La Historia mejor documentada de la Granja humana se encuentra en Europa. La versión occidental de la filosofía de la vida, es europea, y está basada en un elemento mágico, perfeccionado a lo largo de casi veinte siglos (unos diecisiete, para ser exactos), que es el cristianismo. Esa religión, que ha probado una excepcional maleabilidad, ha evolucionado desde una concepción puramente esotérica, cerrada, hasta su actual condición de teoría ética universal.
Existen teóricos que pretenden para Europa una posición relevante en la Granja, pero el tiempo de protagonismo ya no le corresponde. Como se suele decir vulgarmente, se le pasó el arroz. Lo que no quiere decir que el tiempo haya transcurrido en vano para el núcleo duro. Ahí queda la magnífica concentración de pensadores, de investigadores, eruditos, economistas, o políticos con sus peculiares, y contradictorias, visiones del mundo. Europa ha defendido una tesis y la contraria, demostrando la versatilidad de los productos del cerebro humano.
A Europa se le debe el desarrollo norteamericano, incluso el japonés, y, por supuesto, el israelí, derivado de dos guerras mundiales y, muy particularmente, de la segunda, que ha sido una perfección diabólica del esquema de la primera. ¿Se puede decir más? ¡Sí! La Granja no sería concebible sin la explotación colonial por ese núcleo duro europeo de grandes zonas de Africa y Asia… Y aunque la península ibérica ha aportado sustanciales perversidades a la apropiación de lo que pertenece a los otros, debe reconocerse, a fuer de objetivos, que la Leyenda negra que todavía algunos criollos esgrimen para criticar a los herederos de los que se quedaron aquí, es un libro de cuentos para niños comparado con lo que aún no está escrito de las actuaciones de otros Estados con vocación imperial menos sofisticada.
Incluso antes de que se firmara la paz que dio fin a la segunda guerra mundial, las tensiones entre los bloques ganadores se manifestaron con tal fuerza, que parecían presagiar una tercera contienda. Truman, en junio de 1947 apoyó el Plan Marshall, ayudas económicas que se añadirían a las militares, y que se enfocaron, sobre todo, a la rápida recuperación de la Alemania occidental.

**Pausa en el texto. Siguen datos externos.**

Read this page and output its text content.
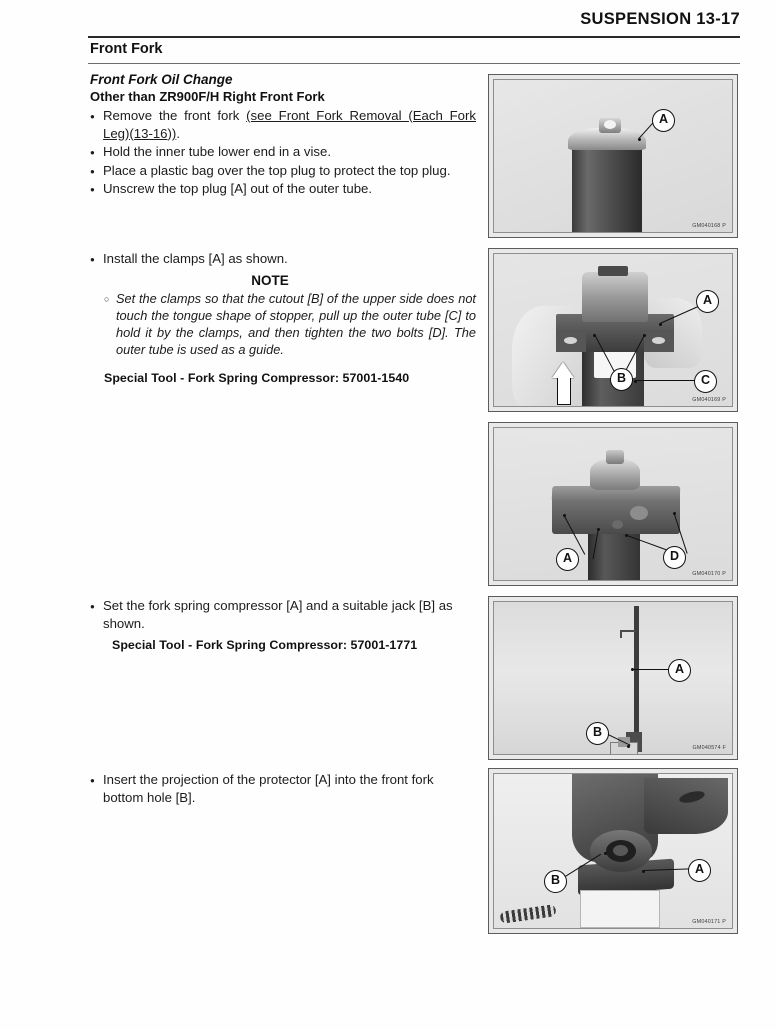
SUSPENSION 13-17
Front Fork
Front Fork Oil Change
Other than ZR900F/H Right Front Fork
● Remove the front fork (see Front Fork Removal (Each Fork Leg)(13-16)).
● Hold the inner tube lower end in a vise.
● Place a plastic bag over the top plug to protect the top plug.
● Unscrew the top plug [A] out of the outer tube.
● Install the clamps [A] as shown.
NOTE
○ Set the clamps so that the cutout [B] of the upper side does not touch the tongue shape of stopper, pull up the outer tube [C] to hold it by the clamps, and then tighten the two bolts [D]. The outer tube is used as a guide.
Special Tool - Fork Spring Compressor: 57001-1540
● Set the fork spring compressor [A] and a suitable jack [B] as shown.
Special Tool - Fork Spring Compressor: 57001-1771
● Insert the projection of the protector [A] into the front fork bottom hole [B].
A
GM040168 P
A
B	C
GM040169 P
A	D
GM040170 P
A
B
GM040574 F
B
A
GM040171 P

Stalin copió la idea con el Plan Molotov y bloqueó el acceso a Berlin, que, como es sabido, había sido dividido entre los países vencedores como quien reparte un bizcocho, pero quedaba en medio de países que habían pasado a tutela soviética.

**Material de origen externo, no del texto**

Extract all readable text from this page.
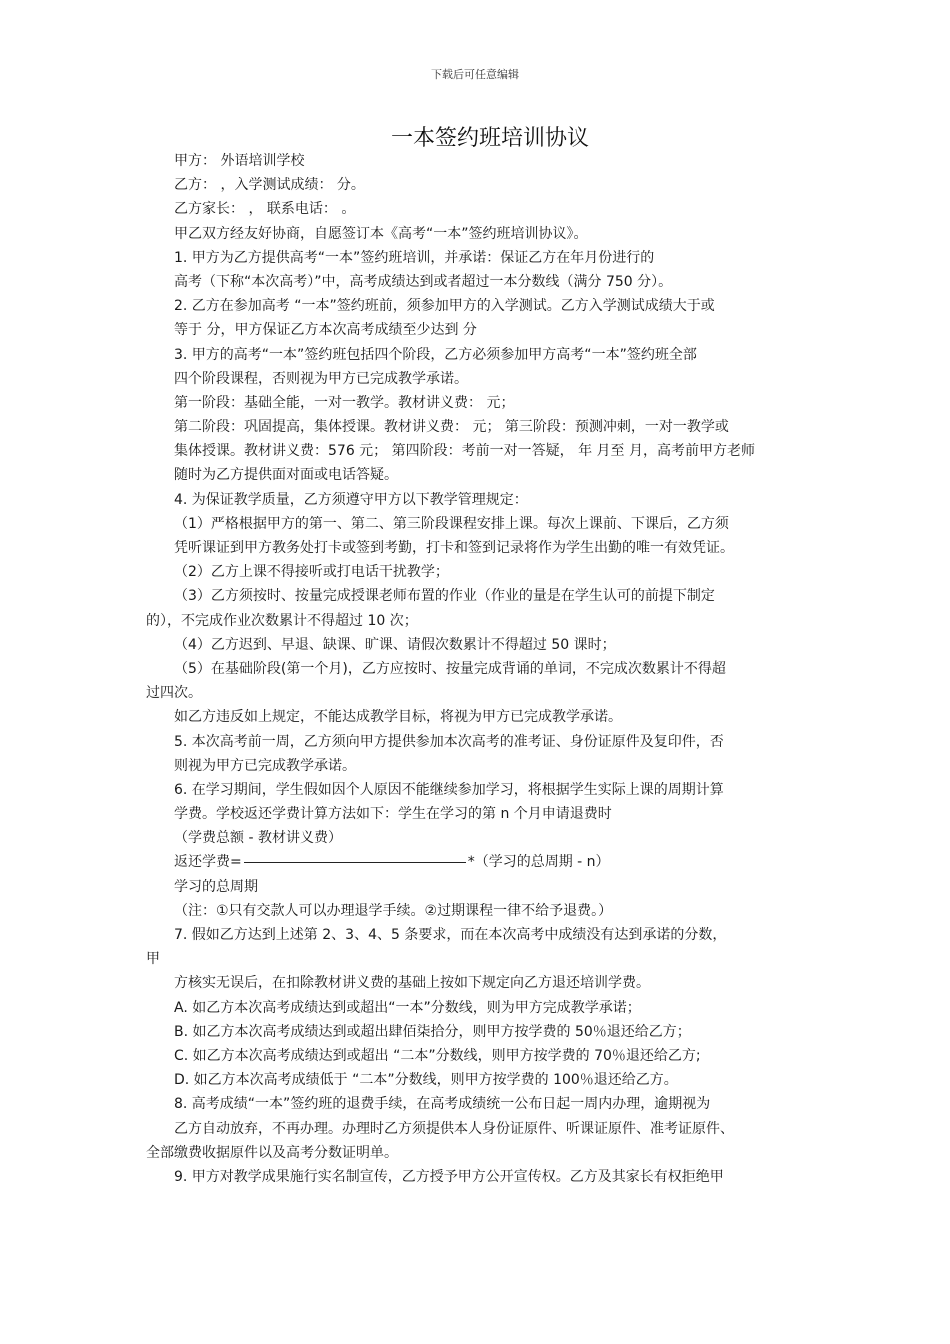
下载后可任意编辑
一本签约班培训协议
甲方： 外语培训学校
乙方： ，入学测试成绩： 分。
乙方家长： ， 联系电话： 。
甲乙双方经友好协商，自愿签订本《高考“一本”签约班培训协议》。
1. 甲方为乙方提供高考“一本”签约班培训，并承诺：保证乙方在年月份进行的
高考（下称“本次高考）”中，高考成绩达到或者超过一本分数线（满分 750 分）。
2. 乙方在参加高考 “一本”签约班前，须参加甲方的入学测试。乙方入学测试成绩大于或
等于 分，甲方保证乙方本次高考成绩至少达到 分
3. 甲方的高考“一本”签约班包括四个阶段，乙方必须参加甲方高考“一本”签约班全部
四个阶段课程，否则视为甲方已完成教学承诺。
第一阶段：基础全能，一对一教学。教材讲义费： 元；
第二阶段：巩固提高，集体授课。教材讲义费： 元； 第三阶段：预测冲刺，一对一教学或
集体授课。教材讲义费：576 元； 第四阶段：考前一对一答疑， 年 月至 月，高考前甲方老师
随时为乙方提供面对面或电话答疑。
4. 为保证教学质量，乙方须遵守甲方以下教学管理规定：
（1）严格根据甲方的第一、第二、第三阶段课程安排上课。每次上课前、下课后，乙方须
凭听课证到甲方教务处打卡或签到考勤，打卡和签到记录将作为学生出勤的唯一有效凭证。
（2）乙方上课不得接听或打电话干扰教学；
（3）乙方须按时、按量完成授课老师布置的作业（作业的量是在学生认可的前提下制定
的），不完成作业次数累计不得超过 10 次；
（4）乙方迟到、早退、缺课、旷课、请假次数累计不得超过 50 课时；
（5）在基础阶段(第一个月)，乙方应按时、按量完成背诵的单词，不完成次数累计不得超
过四次。
如乙方违反如上规定，不能达成教学目标，将视为甲方已完成教学承诺。
5. 本次高考前一周，乙方须向甲方提供参加本次高考的准考证、身份证原件及复印件，否
则视为甲方已完成教学承诺。
6. 在学习期间，学生假如因个人原因不能继续参加学习，将根据学生实际上课的周期计算
学费。学校返还学费计算方法如下：学生在学习的第 n 个月申请退费时
（学费总额 - 教材讲义费）
返还学费=	*（学习的总周期 - n）
学习的总周期
（注：①只有交款人可以办理退学手续。②过期课程一律不给予退费。）
7. 假如乙方达到上述第 2、3、4、5 条要求，而在本次高考中成绩没有达到承诺的分数，
甲
方核实无误后，在扣除教材讲义费的基础上按如下规定向乙方退还培训学费。
A. 如乙方本次高考成绩达到或超出“一本”分数线，则为甲方完成教学承诺；
B. 如乙方本次高考成绩达到或超出肆佰柒拾分，则甲方按学费的 50％退还给乙方；
C. 如乙方本次高考成绩达到或超出 “二本”分数线，则甲方按学费的 70％退还给乙方;
D. 如乙方本次高考成绩低于 “二本”分数线，则甲方按学费的 100％退还给乙方。
8. 高考成绩“一本”签约班的退费手续，在高考成绩统一公布日起一周内办理，逾期视为
乙方自动放弃，不再办理。办理时乙方须提供本人身份证原件、听课证原件、准考证原件、
全部缴费收据原件以及高考分数证明单。
9. 甲方对教学成果施行实名制宣传，乙方授予甲方公开宣传权。乙方及其家长有权拒绝甲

A medida que la tensión crecía, y ambos bloques evitaban enfrentarse directamente, pero apoyaban a facciones diferentes en conflictos que surgían por doquier (Corea, Grecia, Vietnam, China, República Dominicana, Yugoslavia, etc.) Europa aparecía como un excelente campo de pruebas para liberar la adrenalina.
El cambio de Truman y Stalin por Eisenhower y Khrushev (1953), caracteres menos contenidos que los anteriores en sus declaraciones públicos, propició la difusión en Europa de la creencia patética -que duró hasta 1963, al menos, y que tuvo un momento cumbre con la crisis de los misiles de Cuba- de que, cualquier día, uno de los dos gallos de sus quintanas lanzaría un misil o varios sobre ella, lo que serviría de catarsis para ambos, que se abrazarían, arrepentidos, sobre unos cuantos millones de muertos europeos.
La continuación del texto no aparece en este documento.